Iran is desperately trying to save its oil market share ahead of US sanctions

Photo:Reuters

Iran will lower the price of its crude for Asian clients, who are its biggest buyers, Iran reported, citing a source from the country’s oil ministry who wished to remain unnamed. The source said, “The discount is part of the nature of the global markets being offered by all oil exporters.” Yet for Iran right now, the discount is also an attempt to hold onto its biggest market as U.S. sanctions kick in.

The source confirms a Friday report by Reuters, which said the National Iranian Oil Company had reduced oil prices for Asian clients by between US$0.75 and US$0.90 a barrel, with prices for Western clients down by US$0.50 a barrel.

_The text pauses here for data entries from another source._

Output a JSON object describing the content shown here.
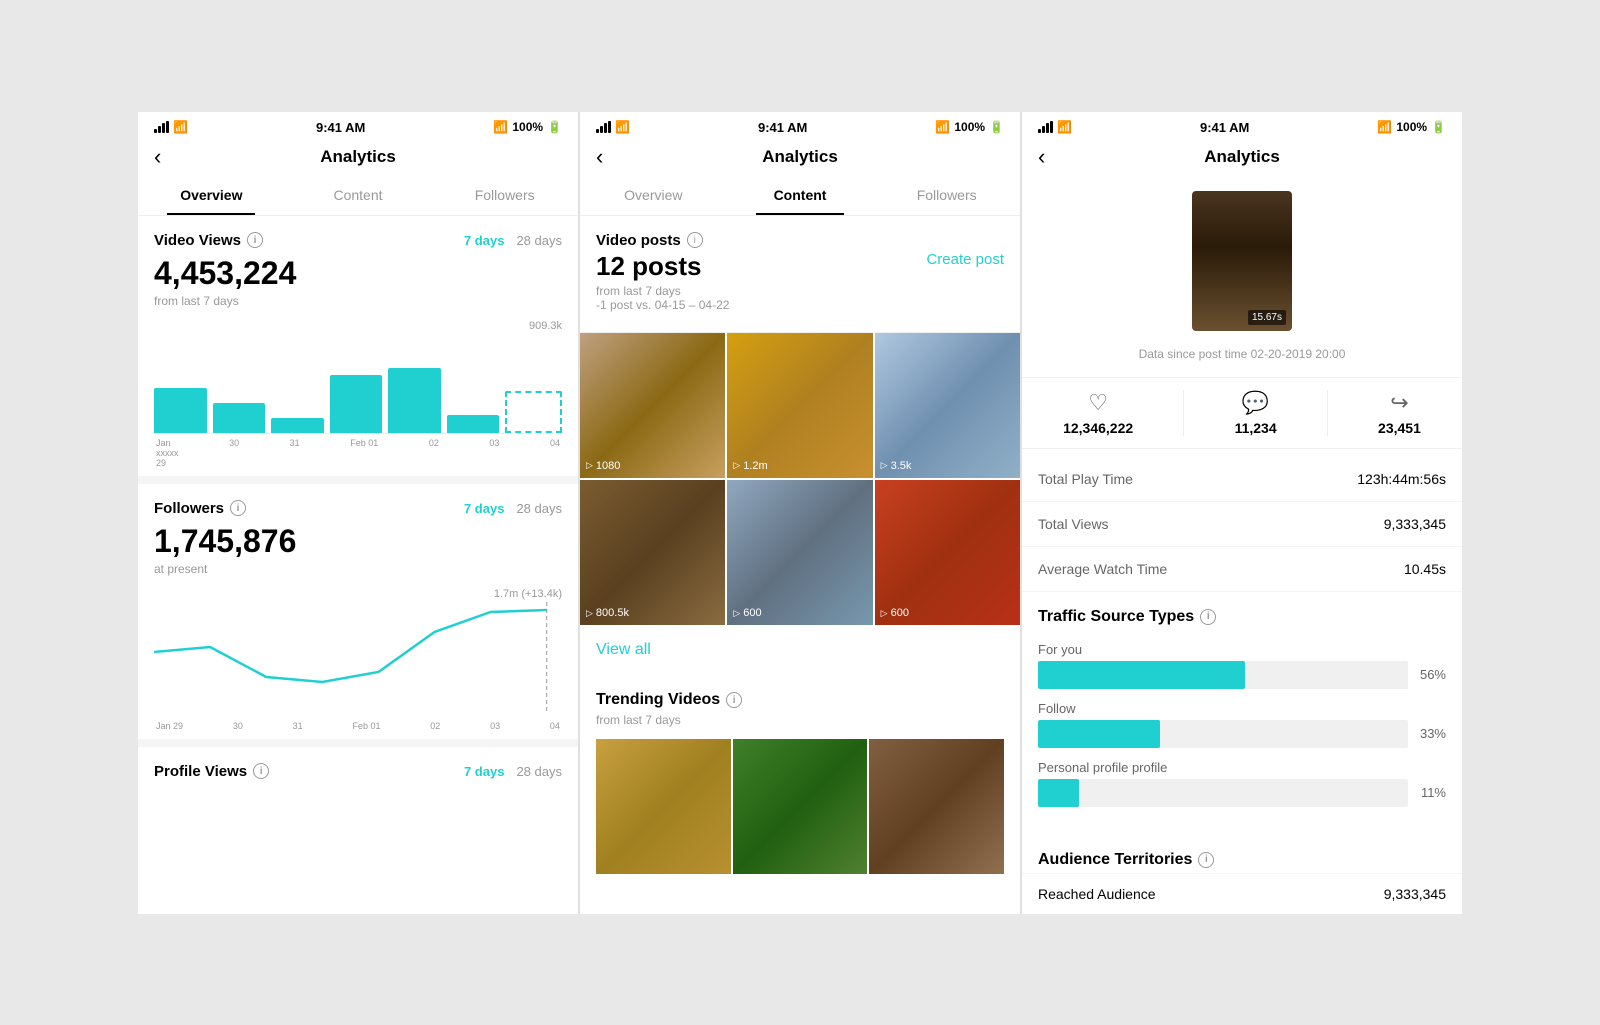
{
  "screens": [
    {
      "id": "overview",
      "statusBar": {
        "time": "9:41 AM",
        "battery": "100%"
      },
      "nav": {
        "title": "Analytics",
        "backLabel": "‹"
      },
      "tabs": [
        {
          "label": "Overview",
          "active": true
        },
        {
          "label": "Content",
          "active": false
        },
        {
          "label": "Followers",
          "active": false
        }
      ],
      "videoViews": {
        "title": "Video Views",
        "period7": "7 days",
        "period28": "28 days",
        "value": "4,453,224",
        "subtext": "from last 7 days",
        "chartTopLabel": "909.3k",
        "xLabels": [
          "Jan\nxxxxx\n29",
          "30",
          "31",
          "Feb 01",
          "02",
          "03",
          "04"
        ],
        "bars": [
          45,
          30,
          15,
          55,
          60,
          18,
          42
        ]
      },
      "followers": {
        "title": "Followers",
        "period7": "7 days",
        "period28": "28 days",
        "value": "1,745,876",
        "subtext": "at present",
        "chartTopLabel": "1.7m (+13.4k)",
        "xLabels": [
          "Jan 29",
          "30",
          "31",
          "Feb 01",
          "02",
          "03",
          "04"
        ]
      },
      "profileViews": {
        "title": "Profile Views",
        "period7": "7 days",
        "period28": "28 days"
      }
    },
    {
      "id": "content",
      "statusBar": {
        "time": "9:41 AM",
        "battery": "100%"
      },
      "nav": {
        "title": "Analytics",
        "backLabel": "‹"
      },
      "tabs": [
        {
          "label": "Overview",
          "active": false
        },
        {
          "label": "Content",
          "active": true
        },
        {
          "label": "Followers",
          "active": false
        }
      ],
      "videoPosts": {
        "title": "Video posts",
        "count": "12 posts",
        "createBtn": "Create post",
        "meta1": "from last 7 days",
        "meta2": "-1 post vs. 04-15 – 04-22"
      },
      "videos": [
        {
          "class": "thumb-city",
          "count": "1080"
        },
        {
          "class": "thumb-food",
          "count": "1.2m"
        },
        {
          "class": "thumb-winter",
          "count": "3.5k"
        },
        {
          "class": "thumb-hall",
          "count": "800.5k"
        },
        {
          "class": "thumb-venice",
          "count": "600"
        },
        {
          "class": "thumb-cafe",
          "count": "600"
        }
      ],
      "viewAll": "View all",
      "trending": {
        "title": "Trending Videos",
        "meta": "from last 7 days"
      },
      "trendingVideos": [
        {
          "class": "thumb-food2"
        },
        {
          "class": "thumb-forest"
        },
        {
          "class": "thumb-wood"
        }
      ]
    },
    {
      "id": "analytics-detail",
      "statusBar": {
        "time": "9:41 AM",
        "battery": "100%"
      },
      "nav": {
        "title": "Analytics",
        "backLabel": "‹"
      },
      "postDuration": "15.67s",
      "postDate": "Data since post time 02-20-2019 20:00",
      "stats": {
        "likes": "12,346,222",
        "comments": "11,234",
        "shares": "23,451"
      },
      "details": [
        {
          "label": "Total Play Time",
          "value": "123h:44m:56s"
        },
        {
          "label": "Total Views",
          "value": "9,333,345"
        },
        {
          "label": "Average Watch Time",
          "value": "10.45s"
        }
      ],
      "traffic": {
        "title": "Traffic Source Types",
        "sources": [
          {
            "label": "For you",
            "pct": 56,
            "display": "56%"
          },
          {
            "label": "Follow",
            "pct": 33,
            "display": "33%"
          },
          {
            "label": "Personal profile profile",
            "pct": 11,
            "display": "11%"
          }
        ]
      },
      "audience": {
        "title": "Audience Territories",
        "reachedLabel": "Reached Audience",
        "reachedValue": "9,333,345"
      }
    }
  ]
}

Iran’s Deputy Petroleum Minister for International Affairs had said earlier Saudi Arabia used the discount tactic to curb Iran’s international market share, but even so, the average amount of crude oil that Iran shipped abroad between late March and late July was 2.3 million barrels, IRNA notes. Now, the country is employing the discount tactic targeting mostly its top oil buyers: China and India.

China is particularly important for Tehran. “If China . . . buys Iran’s oil, we can resist the U.S., one Iranian analyst told the Financial Times last month. “China is the only country which can tell the US off.”

For now, there seems to be no danger of China suspending Iranian oil imports. Beijing has repeatedly asserted it will continue buying Iranian crude. The latest assurance came from the head of international operations at the China Petroleum and Chemical Industry Federation. Beijing did make one concession to Washington, however, when it agreed to keep its Iranian oil imports at current levels. Yet this may change as the trade war between the two heats up, analysts believe.

Meanwhile, the market is preparing for a supply squeeze of up to 1 million bpd as a result of the U.S. sanctions that could push crude prices a lot closer to US$100 than they are now.